Sometimes, its sense of itself can be a little over the top. Party leader Jacob Zuma has been quoted as saying it's the only party that God wants to rule South Africa. The ANC will rule "until Jesus comes back," he said. The worst possible epithet one party member can use against another is to accuse him or her of "un-ANC" behavior.
But the ugly public wrangling that has followed former South African President Thabo Mbeki's humiliating dismissal two weeks ago has made the ANC look like, well, just any other political party. A bitter public spat between rival camps exploded onto the front pages of South African newspapers Friday, when one party member rebuked another for charging that the party had become a threat to democracy.

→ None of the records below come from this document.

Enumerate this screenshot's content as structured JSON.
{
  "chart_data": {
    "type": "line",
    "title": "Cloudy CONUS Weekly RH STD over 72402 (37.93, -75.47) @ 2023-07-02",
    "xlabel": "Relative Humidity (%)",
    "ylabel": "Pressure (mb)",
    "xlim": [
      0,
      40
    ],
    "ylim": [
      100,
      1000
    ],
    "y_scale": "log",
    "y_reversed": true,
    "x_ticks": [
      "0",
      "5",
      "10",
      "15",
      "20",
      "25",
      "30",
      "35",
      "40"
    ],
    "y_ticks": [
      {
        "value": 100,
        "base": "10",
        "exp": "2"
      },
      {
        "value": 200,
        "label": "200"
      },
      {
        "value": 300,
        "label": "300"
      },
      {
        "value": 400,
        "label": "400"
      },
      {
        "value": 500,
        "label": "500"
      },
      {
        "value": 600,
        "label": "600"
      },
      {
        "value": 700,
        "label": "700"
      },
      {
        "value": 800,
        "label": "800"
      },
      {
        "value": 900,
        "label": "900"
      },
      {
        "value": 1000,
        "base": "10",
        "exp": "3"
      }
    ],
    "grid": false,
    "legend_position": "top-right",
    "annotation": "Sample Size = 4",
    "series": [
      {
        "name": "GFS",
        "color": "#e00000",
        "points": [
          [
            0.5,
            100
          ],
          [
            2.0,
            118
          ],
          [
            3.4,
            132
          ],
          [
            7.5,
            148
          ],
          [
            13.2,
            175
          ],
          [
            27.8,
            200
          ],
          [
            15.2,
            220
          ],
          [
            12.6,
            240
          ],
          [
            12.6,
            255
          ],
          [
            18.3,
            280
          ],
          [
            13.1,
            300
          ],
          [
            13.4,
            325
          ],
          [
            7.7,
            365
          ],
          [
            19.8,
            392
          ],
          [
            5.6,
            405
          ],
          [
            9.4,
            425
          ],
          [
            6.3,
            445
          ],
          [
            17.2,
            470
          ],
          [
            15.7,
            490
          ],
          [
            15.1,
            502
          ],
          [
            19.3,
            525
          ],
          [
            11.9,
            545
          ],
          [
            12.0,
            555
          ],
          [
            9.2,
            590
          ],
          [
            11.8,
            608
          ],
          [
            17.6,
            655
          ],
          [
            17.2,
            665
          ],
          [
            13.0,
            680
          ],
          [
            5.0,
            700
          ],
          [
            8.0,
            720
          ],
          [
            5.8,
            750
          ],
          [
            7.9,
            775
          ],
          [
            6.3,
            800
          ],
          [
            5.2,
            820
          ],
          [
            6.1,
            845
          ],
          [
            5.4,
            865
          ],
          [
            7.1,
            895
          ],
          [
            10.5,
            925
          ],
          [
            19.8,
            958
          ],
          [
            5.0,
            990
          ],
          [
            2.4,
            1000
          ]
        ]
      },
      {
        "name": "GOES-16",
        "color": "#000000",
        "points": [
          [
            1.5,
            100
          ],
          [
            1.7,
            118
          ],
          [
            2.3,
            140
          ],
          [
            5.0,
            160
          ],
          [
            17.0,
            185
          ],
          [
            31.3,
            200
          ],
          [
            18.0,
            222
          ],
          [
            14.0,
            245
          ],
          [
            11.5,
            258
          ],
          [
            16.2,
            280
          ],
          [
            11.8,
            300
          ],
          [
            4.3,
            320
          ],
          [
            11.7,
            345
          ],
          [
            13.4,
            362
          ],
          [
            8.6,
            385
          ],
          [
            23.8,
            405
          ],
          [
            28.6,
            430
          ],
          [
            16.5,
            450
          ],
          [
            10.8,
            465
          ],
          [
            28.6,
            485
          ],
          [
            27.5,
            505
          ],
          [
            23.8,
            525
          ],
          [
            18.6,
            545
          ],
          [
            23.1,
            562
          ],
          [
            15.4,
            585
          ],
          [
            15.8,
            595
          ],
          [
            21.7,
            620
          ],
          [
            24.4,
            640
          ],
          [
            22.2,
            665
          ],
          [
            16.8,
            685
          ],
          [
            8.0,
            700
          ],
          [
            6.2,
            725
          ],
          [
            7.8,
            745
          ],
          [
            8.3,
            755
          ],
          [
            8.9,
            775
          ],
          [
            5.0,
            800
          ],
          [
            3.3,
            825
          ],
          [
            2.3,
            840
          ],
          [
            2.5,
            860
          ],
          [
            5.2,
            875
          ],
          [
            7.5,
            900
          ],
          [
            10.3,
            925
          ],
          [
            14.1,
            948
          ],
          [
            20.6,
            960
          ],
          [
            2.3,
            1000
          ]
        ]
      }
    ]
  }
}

The acrimony has brought the ANC, formed in 1912 to improve the lives of South African blacks, to the brink of a split between factions supporting Mbeki and Zuma, whose supporters forced the president to step down just a few months before his term was to expire.
"Comrade vs. comrade" ran the front page banner headline in Friday's daily Star newspaper, running the texts of two acrimonious open letters by ANC heavyweights.
One, from Mbeki ally and former Defense Minister Mosiuoa Lekota to ANC Secretary-General Gwede Mantashe, a Zuma supporter, said the new party leaders had undermined the party's policies, culture, values, history and commitment to the people.
"This state of affairs leaves me and many other comrades no doubt, with a clear sense that our membership of the organization is an endorsement of practices that are dangerous to the democracy that many people in our country struggled to bring into being," Lekota said.
Even though he was careful to avoid speaking of a split in the party, analysts regarded his letter as a move to expose a potential division.
Transport Minister Jeff Radebe said in response that Lekota's letter amounted to notice that he and his allies were planning to leave the ANC.
"To you and all your cronies, we at the ANC say that what you are trying to demonstrate to the country is nothing but the last kicks of a dying horse," Radebe said in his own letter.